Back home (I’m on the Outer Cape as a winter fellow at the Independent) I take advantage of starts that are traded or given away by my more proactive neighbors. One other source: with the state’s Healthy Incentives Program, a supplement to SNAP, food assistance recipients can use their EBT cards to buy seeds or starts and have that money put right back into their accounts.
But for farmers and those gardeners who don’t mind a higher ratio of effort to yield — or who don’t even think about gardening in such terms — winter is a time for planning what to do with one’s space, ordering seeds, and starting some of them indoors.
Paula Erickson is still enjoying the 2024 crop of purple sweet potatoes she grew in a corner of her small farm in Truro. She slices the spuds in half, boils them, then roasts them cut side down in the oven and serves with salt, pepper, and butter.
That corner of her garden, by the way, only about seven feet at its longest edge, yielded 70 pounds of the colorful tubers, Erickson says.
“One of them looked like the Loch Ness monster,” she says. “I had to hold it with two hands.”

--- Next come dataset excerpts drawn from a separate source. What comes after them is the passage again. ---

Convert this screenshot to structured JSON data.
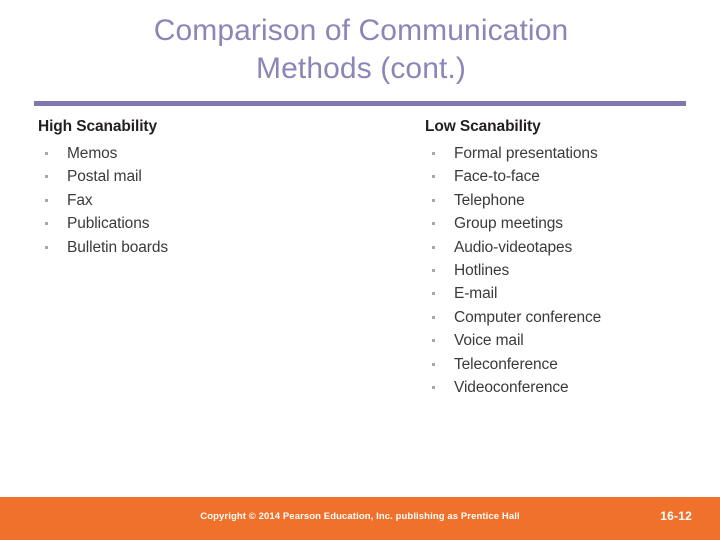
{
  "slide": {
    "title_lines": [
      "Comparison of Communication",
      "Methods (cont.)"
    ],
    "title_color": "#8b86b8",
    "rule_color": "#7f77b0",
    "background_color": "#ffffff"
  },
  "columns": {
    "left": {
      "heading": "High Scanability",
      "items": [
        "Memos",
        "Postal mail",
        "Fax",
        "Publications",
        "Bulletin boards"
      ]
    },
    "right": {
      "heading": "Low Scanability",
      "items": [
        "Formal presentations",
        "Face-to-face",
        "Telephone",
        "Group meetings",
        "Audio-videotapes",
        "Hotlines",
        "E-mail",
        "Computer conference",
        "Voice mail",
        "Teleconference",
        "Videoconference"
      ]
    }
  },
  "footer": {
    "copyright": "Copyright © 2014 Pearson Education, Inc. publishing as Prentice Hall",
    "page_number": "16-12",
    "background_color": "#f0712c",
    "text_color": "#ffffff"
  }
}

The successful experiment in a throwaway space inspired her to try for even more this year, Erickson says. She’s ordering her slips — small sections of vine with a leaf and a root attached — from Johnny’s Selected Seeds, a company based in Maine. She’s even planning to build a DIY root cellar by burying a plastic barrel, so she loses less of her crop to spoilage next year.
Dave DeWitt, who runs Dave’s Greens in Truro, is plotting some new flavors for the coming growing season — but he’s remaining tight-lipped about them.

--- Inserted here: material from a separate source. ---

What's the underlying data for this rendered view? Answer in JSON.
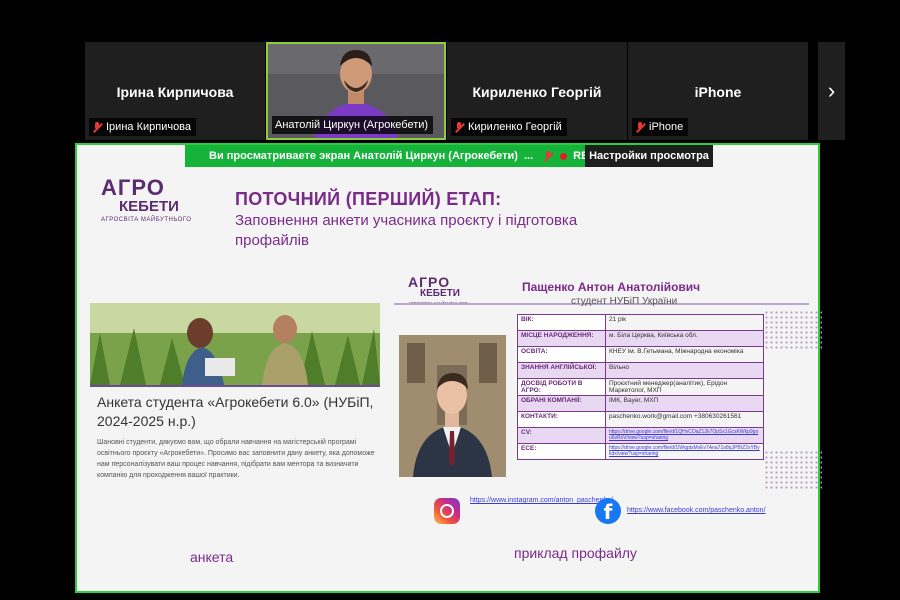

“I always try to stay one step ahead of what everyone else is growing,” he says. “I tend to start a trend, and then once everyone’s jumped on board, I back out and start a new trend.”
DeWitt says the winter is for “farming on paper.” Some of this means looking back through his field notes from the previous year — something all farmers and gardeners should practice, he adds — and mapping out where he’ll grow everything this year, with an eye toward soil health and managing pest pressure.
DeWitt says some of the new crops he’s introducing to his farm this year are for his salad mix, which he says he’s “very well known for,” and some are root crops. He plans to erect hoop houses in his fields to extend the season a bit for some new heat-loving varieties.
DeWitt orders most of his seeds from Johnny’s and from Fedco, another Maine-based distributor, and says he’s already placed his orders for the coming season. And though it’s not where he gets his seeds, he says he was part of the push to make Truro’s public library the first on the Cape to host a seed library. Other Outer Cape libraries have followed suit.
One beneficiary of Wellfleet’s seed library is the Provincetown Independent’s Emma Doyle. A fellow lazy gardener, Doyle says she keeps perennials like asparagus and strawberries in her half plot at the Wellfleet Community Garden on the grounds at the town’s senior center. She grows arugula and lets some of it go to seed and lets some of her tomatoes fall off the vine and “volunteer” for the next season. But, she says, she likes to get starts of special tomato varieties from DeWitt.
She’s not doing a thing about that yet. Doyle says her January gardening practice is to “think about whether or not I have to think about it.”